La réponse est cruelle mais évidente : ce calendrier ne prépare pas des élections démocratiques, mais un simulacre coûteux de démocratie. Organiser des scrutins dans un pays où les principaux axes routiers sont contrôlés par des gangs armés, où l’Ouest, l’Artibonite et le Plateau Central vivent sous la terreur quotidienne, où des centaines de milliers de citoyens sont déplacés ou otages, ce n’est plus de l’optimisme, c’est de la provocation.
Un scrutin tenu dans ces conditions ne produira aucune légitimité. Ni pour le futur président, ni pour les parlementaires, ni pour les élus locaux.
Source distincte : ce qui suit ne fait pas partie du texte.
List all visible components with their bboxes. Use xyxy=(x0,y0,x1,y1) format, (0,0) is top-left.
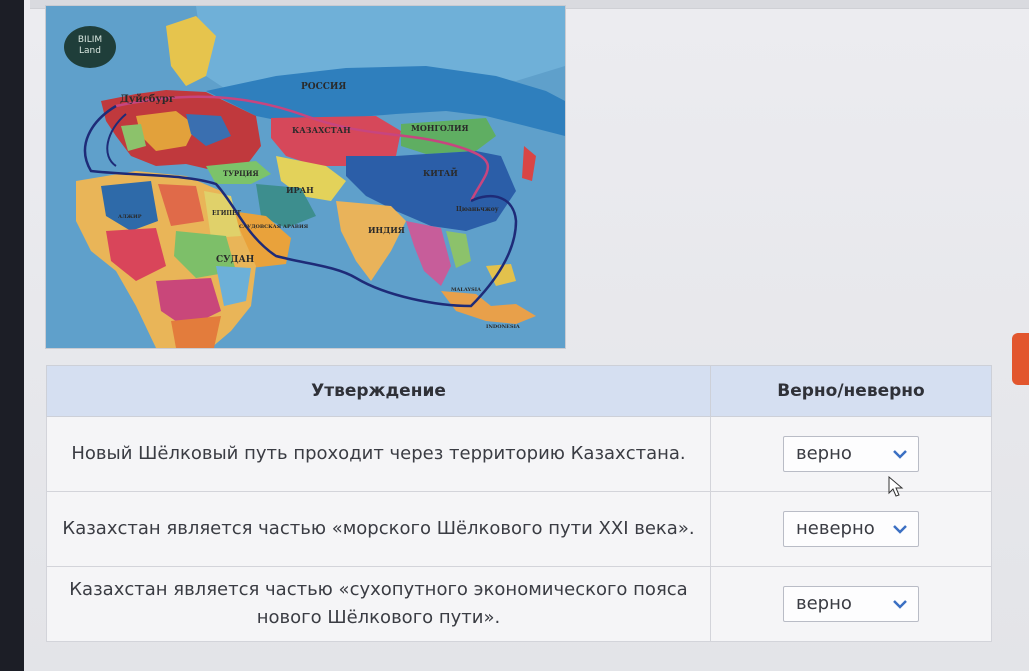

Comment un gouvernement issu d’un processus où la majorité des électeurs ne peuvent ni s’inscrire librement, ni voter en sécurité, ni même circuler, pourrait-il prétendre représenter le peuple haïtien ? Ce serait une légitimité de façade, fabriquée dans les bureaux pendant que les gangs dictent la réalité du terrain.
Ces 120 millions ne serviront qu’à enrichir quelques intermédiaires, à financer une logistique illusoire et à offrir à la communauté internationale l’illusion d’un « processus électoral en cours ». Mais la vérité est implacable : sans reconquête préalable du territoire national, sans neutralisation des gangs qui étranglent le pays, ces élections seront illégitimes avant même d’avoir eu lieu.
Le CEP et les autorités de transition portent une lourde responsabilité historique. Ils doivent choisir : soit ils reportent courageusement le scrutin pour prioriser la sécurité et restaurer l’autorité de l’État, soit ils assumeront d’avoir organisé, à prix d’or, une vaste opération de blanchiment démocratique d’un État capturé par le crime organisé.